The number one problem I'm encountering now is the instruction limit (512) imposed by Unity/CG/Shaderlab, the card itself seems to be irrelevant unless I'm missing something. Having said that I will happily admit I'm no GPU optimisation guru, so there may be decent gains to be had. I'll give you a few representative snippets (as happens with testing the whole thing is a huge mess), and if you have any ideas on optimisation it would be much appreciated.

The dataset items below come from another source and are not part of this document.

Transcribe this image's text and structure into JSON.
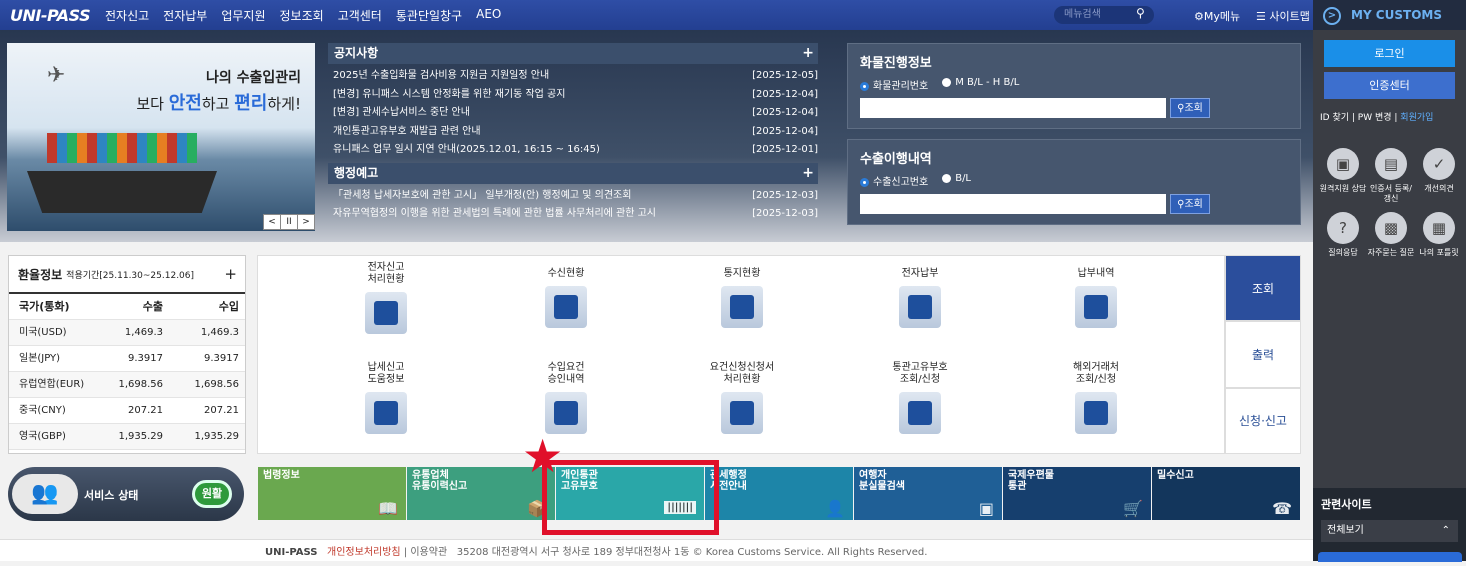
{
  "header": {
    "logo": "UNI-PASS",
    "menu": [
      "전자신고",
      "전자납부",
      "업무지원",
      "정보조회",
      "고객센터",
      "통관단일창구",
      "AEO"
    ],
    "search_placeholder": "메뉴검색",
    "mymenu": "My메뉴",
    "sitemap": "사이트맵"
  },
  "banner": {
    "line1": "나의 수출입관리",
    "line2_pre": "보다 ",
    "line2_a": "안전",
    "line2_mid": "하고 ",
    "line2_b": "편리",
    "line2_post": "하게!",
    "ctrl": [
      "<",
      "II",
      ">"
    ]
  },
  "notice": {
    "title": "공지사항",
    "items": [
      {
        "t": "2025년 수출입화물 검사비용 지원금 지원일정 안내",
        "d": "[2025-12-05]"
      },
      {
        "t": "[변경] 유니패스 시스템 안정화를 위한 재기동 작업 공지",
        "d": "[2025-12-04]"
      },
      {
        "t": "[변경] 관세수납서비스 중단 안내",
        "d": "[2025-12-04]"
      },
      {
        "t": "개인통관고유부호 재발급 관련 안내",
        "d": "[2025-12-04]"
      },
      {
        "t": "유니패스 업무 일시 지연 안내(2025.12.01, 16:15 ~ 16:45)",
        "d": "[2025-12-01]"
      }
    ]
  },
  "admin": {
    "title": "행정예고",
    "items": [
      {
        "t": "「관세청 납세자보호에 관한 고시」 일부개정(안) 행정예고 및 의견조회",
        "d": "[2025-12-03]"
      },
      {
        "t": "자유무역협정의 이행을 위한 관세법의 특례에 관한 법률 사무처리에 관한 고시",
        "d": "[2025-12-03]"
      }
    ]
  },
  "cargo": {
    "title": "화물진행정보",
    "r1": "화물관리번호",
    "r2": "M B/L - H B/L",
    "btn": "조회"
  },
  "export": {
    "title": "수출이행내역",
    "r1": "수출신고번호",
    "r2": "B/L",
    "btn": "조회"
  },
  "fx": {
    "title": "환율정보",
    "period": "적용기간[25.11.30~25.12.06]",
    "plus": "+",
    "cols": [
      "국가(통화)",
      "수출",
      "수입"
    ],
    "rows": [
      [
        "미국(USD)",
        "1,469.3",
        "1,469.3"
      ],
      [
        "일본(JPY)",
        "9.3917",
        "9.3917"
      ],
      [
        "유럽연합(EUR)",
        "1,698.56",
        "1,698.56"
      ],
      [
        "중국(CNY)",
        "207.21",
        "207.21"
      ],
      [
        "영국(GBP)",
        "1,935.29",
        "1,935.29"
      ]
    ]
  },
  "services": [
    {
      "l1": "전자신고",
      "l2": "처리현황"
    },
    {
      "l1": "수신현황",
      "l2": ""
    },
    {
      "l1": "통지현황",
      "l2": ""
    },
    {
      "l1": "전자납부",
      "l2": ""
    },
    {
      "l1": "납부내역",
      "l2": ""
    },
    {
      "l1": "납세신고",
      "l2": "도움정보"
    },
    {
      "l1": "수입요건",
      "l2": "승인내역"
    },
    {
      "l1": "요건신청신청서",
      "l2": "처리현황"
    },
    {
      "l1": "통관고유부호",
      "l2": "조회/신청"
    },
    {
      "l1": "해외거래처",
      "l2": "조회/신청"
    }
  ],
  "sidetabs": [
    "조회",
    "출력",
    "신청·신고"
  ],
  "status": {
    "label": "서비스 상태",
    "value": "원활"
  },
  "tiles": [
    {
      "l1": "법령정보",
      "l2": "",
      "color": "#6aa84f"
    },
    {
      "l1": "유통업체",
      "l2": "유통이력신고",
      "color": "#3d9f7f"
    },
    {
      "l1": "개인통관",
      "l2": "고유부호",
      "color": "#2aa7a8"
    },
    {
      "l1": "관세행정",
      "l2": "서전안내",
      "color": "#1d85a8"
    },
    {
      "l1": "여행자",
      "l2": "분실물검색",
      "color": "#1f5f96"
    },
    {
      "l1": "국제우편물",
      "l2": "통관",
      "color": "#163f6e"
    },
    {
      "l1": "밀수신고",
      "l2": "",
      "color": "#13365c"
    }
  ],
  "footer": {
    "brand": "UNI-PASS",
    "privacy": "개인정보처리방침",
    "terms": "이용약관",
    "addr": "35208 대전광역시 서구 청사로 189 정부대전청사 1동 © Korea Customs Service. All Rights Reserved."
  },
  "right": {
    "title": "MY CUSTOMS",
    "login": "로그인",
    "cert": "인증센터",
    "idfind": "ID 찾기",
    "pwchange": "PW 변경",
    "join": "회원가입",
    "icons": [
      {
        "l": "원격지원 상담"
      },
      {
        "l": "인증서 등록/갱신"
      },
      {
        "l": "개선의견"
      },
      {
        "l": "질의응답"
      },
      {
        "l": "자주묻는 질문"
      },
      {
        "l": "나의 포틀릿"
      }
    ],
    "related": "관련사이트",
    "related_sel": "전체보기"
  }
}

**General Setup:**[source lang="plain"] half4 splat_control = tex2D (_Control, IN.uv_Control); half3 col; float3 p0, p1, p2, p3, v; const int cone_steps = 15; float db; float dist; float4 tex; float height0; float height1; float height2; float height3; float cone_ratio; v = normalize(IN.eye.xyz); v.z = abs(v.z); db = 1.0-v.z; db*=db; db*=db; db=1.0-db*db; v.xy *= db; v.xy *= parallaxDepth; v /= v.z; dist = length(v.xy); p0 = float3(IN.uv_Control.x * (_TerrainX/_Tile0), IN.uv_Control.y * (_TerrainZ/_Tile0), 0); p1 = float3(IN.uv_Control.x * (_TerrainX/_Tile1), IN.uv_Control.y * (_TerrainZ/_Tile1), 0); p2 = float3(IN.uv_Control.x * (_TerrainX/_Tile2), IN.uv_Control.y * (_TerrainZ/_Tile2), 0); p3 = float3(IN.uv_Control.x * (_TerrainX/_Tile3), IN.uv_Control.y * (_TerrainZ/_Tile3), 0);[/source]

**Cone Stepping Loop (x 4)**[source lang="plain"] for (int i=0;i<cone_steps; i++ ) { tex = tex2D(_parallax0, p0.xy); height0 = saturate(tex.w - p0.z); cone_ratio = tex.z; p0 += v * (cone_ratio * height0 / (dist + cone_ratio)); }[/source]

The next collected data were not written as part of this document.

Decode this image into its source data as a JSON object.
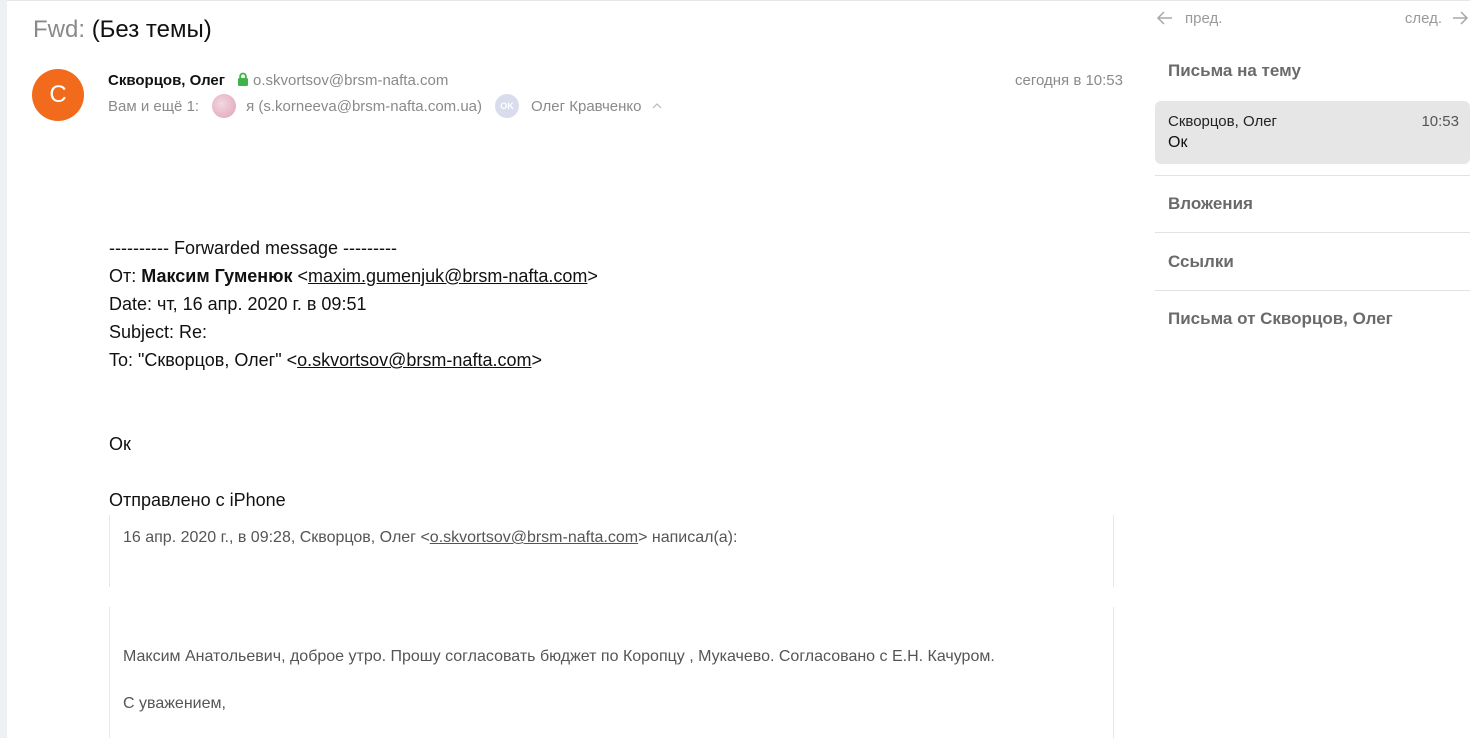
{
  "subject": {
    "prefix": "Fwd:",
    "title": "(Без темы)"
  },
  "header": {
    "avatar_letter": "С",
    "sender_name": "Скворцов, Олег",
    "sender_email": "o.skvortsov@brsm-nafta.com",
    "date": "сегодня в 10:53",
    "recipients_label": "Вам и ещё 1:",
    "recipient_me": "я (s.korneeva@brsm-nafta.com.ua)",
    "recipient_other_initials": "OK",
    "recipient_other": "Олег Кравченко"
  },
  "body": {
    "forward_sep": "---------- Forwarded message ---------",
    "from_label": "От:",
    "from_name": "Максим Гуменюк",
    "from_email": "maxim.gumenjuk@brsm-nafta.com",
    "date_line": "Date: чт, 16 апр. 2020 г. в 09:51",
    "subject_line": "Subject: Re:",
    "to_prefix": "To: \"Скворцов, Олег\" <",
    "to_email": "o.skvortsov@brsm-nafta.com",
    "reply": "Ок",
    "sent_from": "Отправлено с iPhone",
    "quote_header_prefix": "16 апр. 2020 г., в 09:28, Скворцов, Олег <",
    "quote_header_email": "o.skvortsov@brsm-nafta.com",
    "quote_header_suffix": "> написал(а):",
    "quote_text": "Максим Анатольевич, доброе утро. Прошу согласовать бюджет по Коропцу , Мукачево. Согласовано с Е.Н. Качуром.",
    "quote_sign": "С уважением,"
  },
  "sidebar": {
    "prev_label": "пред.",
    "next_label": "след.",
    "thread_title": "Письма на тему",
    "thread_items": [
      {
        "from": "Скворцов, Олег",
        "time": "10:53",
        "snippet": "Ок"
      }
    ],
    "attachments_title": "Вложения",
    "links_title": "Ссылки",
    "from_sender_title": "Письма от Скворцов, Олег"
  },
  "colors": {
    "avatar": "#f26a1b",
    "lock": "#3db34a",
    "muted": "#8a8a8a",
    "selected": "#e6e6e6"
  }
}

**Height Weighting The Splatting:**[source lang="plain"] height0 = 1 - max(p0.z, 0.0001); height1 = 1 - max(p1.z, 0.0001); height2 = 1 - max(p2.z, 0.0001); height3 = 1 - max(p3.z, 0.0001); height0 = height0 * height0; height0 = height0 * height0; height1 = height1 * height1; height1 = height1 * height1; height2 = height2 * height2; height2 = height2 * height2; height3 = height3 * height3; height3 = height3 * height3; splat_control *= float4(height0, height1, height2, height3); float totalSplat = dot(splat_control, float4(1,1,1,1)); splat_control /= totalSplat; float2 pAv = splat_control.r * p0.xy + splat_control.g * p1.xy + splat_control.b * p2.xy + splat_control.a * p3.xy; [/source]

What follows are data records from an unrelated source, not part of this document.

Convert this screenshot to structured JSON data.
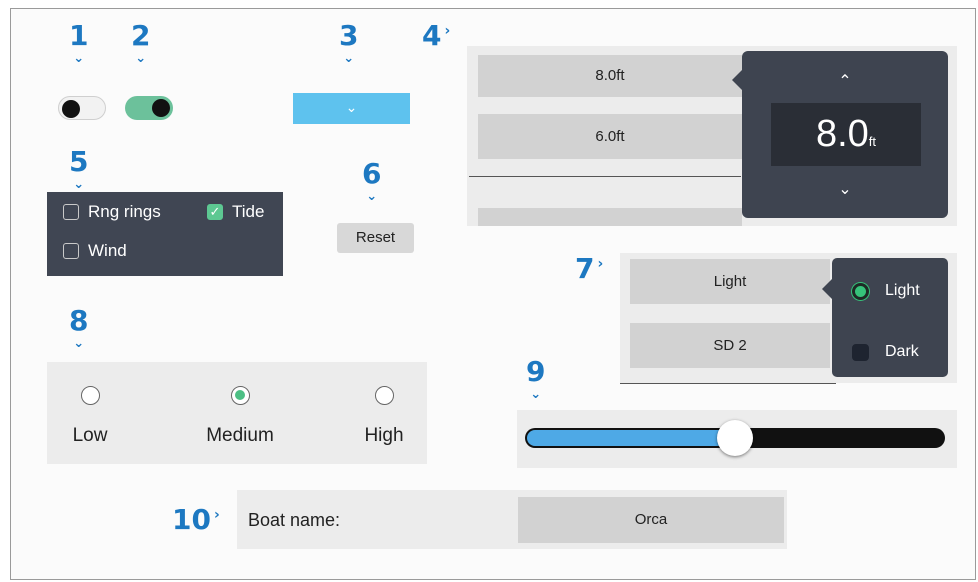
{
  "callouts": [
    "1",
    "2",
    "3",
    "4",
    "5",
    "6",
    "7",
    "8",
    "9",
    "10"
  ],
  "toggles": [
    {
      "state": "off"
    },
    {
      "state": "on"
    }
  ],
  "checkboxes": [
    {
      "label": "Rng rings",
      "checked": false
    },
    {
      "label": "Tide",
      "checked": true
    },
    {
      "label": "Wind",
      "checked": false
    }
  ],
  "reset_label": "Reset",
  "depth": {
    "fields": [
      "8.0ft",
      "6.0ft"
    ],
    "spinner_value": "8.0",
    "spinner_unit": "ft"
  },
  "theme": {
    "fields": [
      "Light",
      "SD 2"
    ],
    "options": [
      {
        "label": "Light",
        "selected": true
      },
      {
        "label": "Dark",
        "selected": false
      }
    ]
  },
  "radio": {
    "options": [
      {
        "label": "Low",
        "selected": false
      },
      {
        "label": "Medium",
        "selected": true
      },
      {
        "label": "High",
        "selected": false
      }
    ]
  },
  "slider": {
    "fraction": 0.5
  },
  "boat": {
    "label": "Boat name:",
    "value": "Orca"
  },
  "colors": {
    "accent_blue": "#1d78c1",
    "toggle_on": "#6cc19b",
    "dropdown": "#5ec2ee",
    "selected_green": "#4cbf84",
    "slider_fill": "#4ea9e6"
  }
}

**Splatting to get Final Result:**[source lang="plain"] col = splat_control.r * tex2D (_Splat0, pAv).rgb; o.Normal = splat_control.r * UnpackNormal(tex2D(_BumpMap0, pAv)); o.Gloss = splat_control.r * _Spec0; col += splat_control.g * tex2D (_Splat1, pAv).rgb; o.Normal += splat_control.g * UnpackNormal(tex2D(_BumpMap1, pAv)); o.Gloss += splat_control.g * _Spec1; col += splat_control.b * tex2D (_Splat2, p2.xy).rgb; o.Normal += splat_control.b * UnpackNormal(tex2D(_BumpMap2, pAv)); o.Gloss += splat_control.b * _Spec2; col += splat_control.a * tex2D (_Splat3, p3.xy).rgb; o.Normal += splat_control.a * UnpackNormal(tex2D(_BumpMap3, pAv)); o.Gloss += splat_control.a * _Spec3; o.Specular = o.Gloss;[/source]

As you can see, there's a lot of repetitiveness, in multiples of 4, which I hope means good optimisation possibilities. But I can't figure out the practicalities. I don't think most of the vector operations could be generalised to matrices. I can't figure a way to square each component of a vector more efficiently. And some of the areas actually took more instructions when I converted them to use vectors instead of floats. Frustrating.